The new synagogue, a frame building painted light brown and trimmed in a darker shade, served the congregation for nearly half a century. In the 1930’s there was a major renovation, highlighted by the painting of clouds in a blue sky in the arch above the semi-circular bimah. The bimah had stairs on either side leading up from the men’s pews in front of it and a curved stained wood railing and balustrade. Amber stained-glass windows provided a sense of seclusion in the sanctuary, for the neighboring buildings, especially on the west side of the synagogue, stood close by.
For years it was usual for a boy’s bar mitzvah celebration to take place at Saturday morning Shabbat services. There was a sense of community in the festivities, as the thirteen-year~old participated in the services, read the Torah blessings, and chanted his Haftorah. After the service, family and friends gathered in the vestry below the sanctuary for lunch, usually prepared by the women of the family with help from other members of the congregation. The kosher kitchen adjacent to the vestry was a cheerful place, where many hands made light work and where eagle eyes made sure that no one violated the rules of kashruth. Undoubtedly hired accommodators were used on occasion, but the celebrations had about them a homemade, family feeling.

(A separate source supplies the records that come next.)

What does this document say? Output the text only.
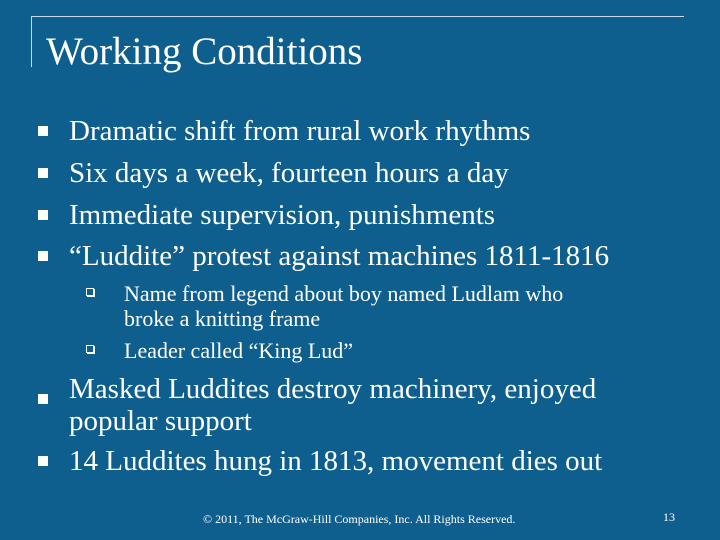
Working Conditions
Dramatic shift from rural work rhythms
Six days a week, fourteen hours a day
Immediate supervision, punishments
“Luddite” protest against machines 1811-1816
Name from legend about boy named Ludlam who
broke a knitting frame
Leader called “King Lud”
Masked Luddites destroy machinery, enjoyed
popular support
14 Luddites hung in 1813, movement dies out
© 2011, The McGraw-Hill Companies, Inc. All Rights Reserved.	13
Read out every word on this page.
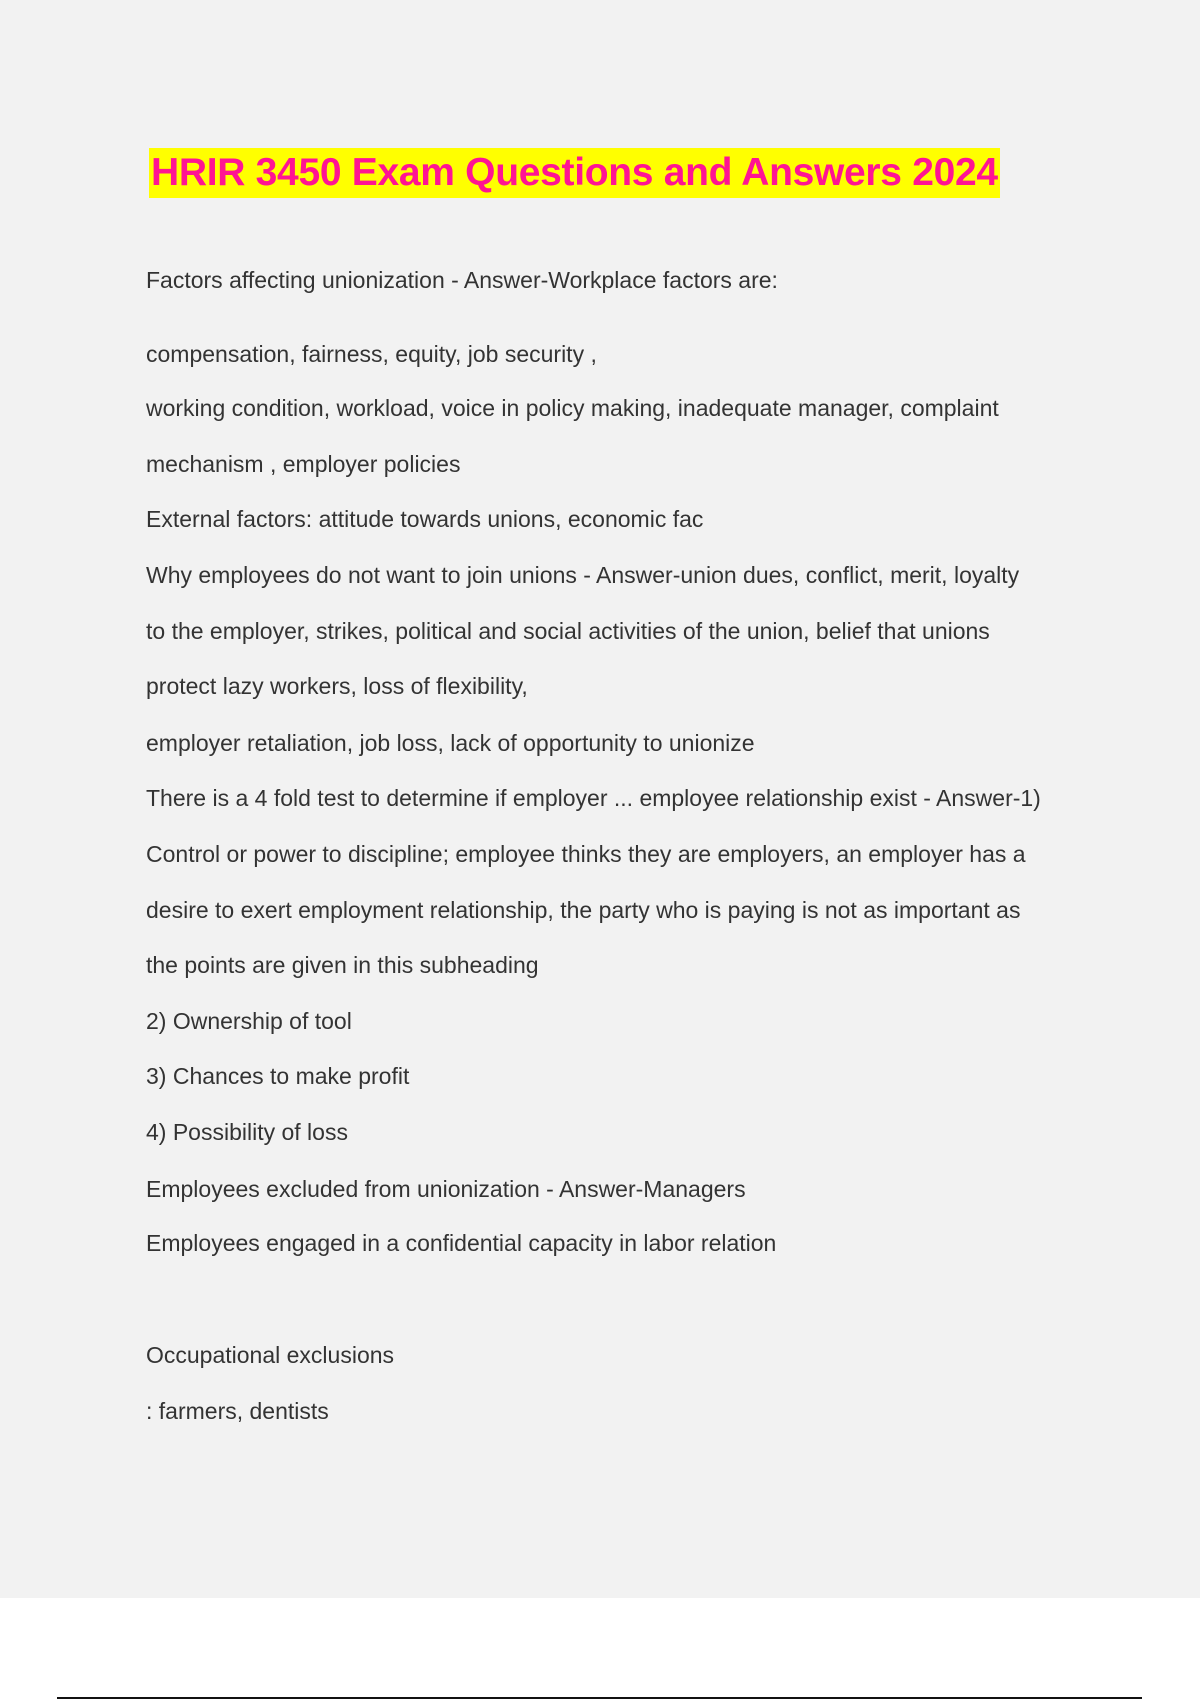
HRIR 3450 Exam Questions and Answers 2024
Factors affecting unionization - Answer-Workplace factors are:
compensation, fairness, equity, job security ,
working condition, workload, voice in policy making, inadequate manager, complaint
mechanism , employer policies
External factors: attitude towards unions, economic fac
Why employees do not want to join unions - Answer-union dues, conflict, merit, loyalty
to the employer, strikes, political and social activities of the union, belief that unions
protect lazy workers, loss of flexibility,
employer retaliation, job loss, lack of opportunity to unionize
There is a 4 fold test to determine if employer ... employee relationship exist - Answer-1)
Control or power to discipline; employee thinks they are employers, an employer has a
desire to exert employment relationship, the party who is paying is not as important as
the points are given in this subheading
2) Ownership of tool
3) Chances to make profit
4) Possibility of loss
Employees excluded from unionization - Answer-Managers
Employees engaged in a confidential capacity in labor relation
Occupational exclusions
: farmers, dentists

An awareness of the needs of the less fortunate members of the congregation had early created a special role for the women. The Ladies’ Aid and Benevolent Association of Adath Yeshurun came into being in 1910, eventually becoming the Temple Sisterhood. Women brought their homemak-ing and business skills together into the synagogue structure, organizing fund-raising activities, rummage sales, bazaars and social and cultural affairs. Dozens of women served as leaders over the years. Among them was Sadie Flaxman, daughter of immigrants from eastern Europe, who was born in New York and finished her schooling in Hartford, Connecticut.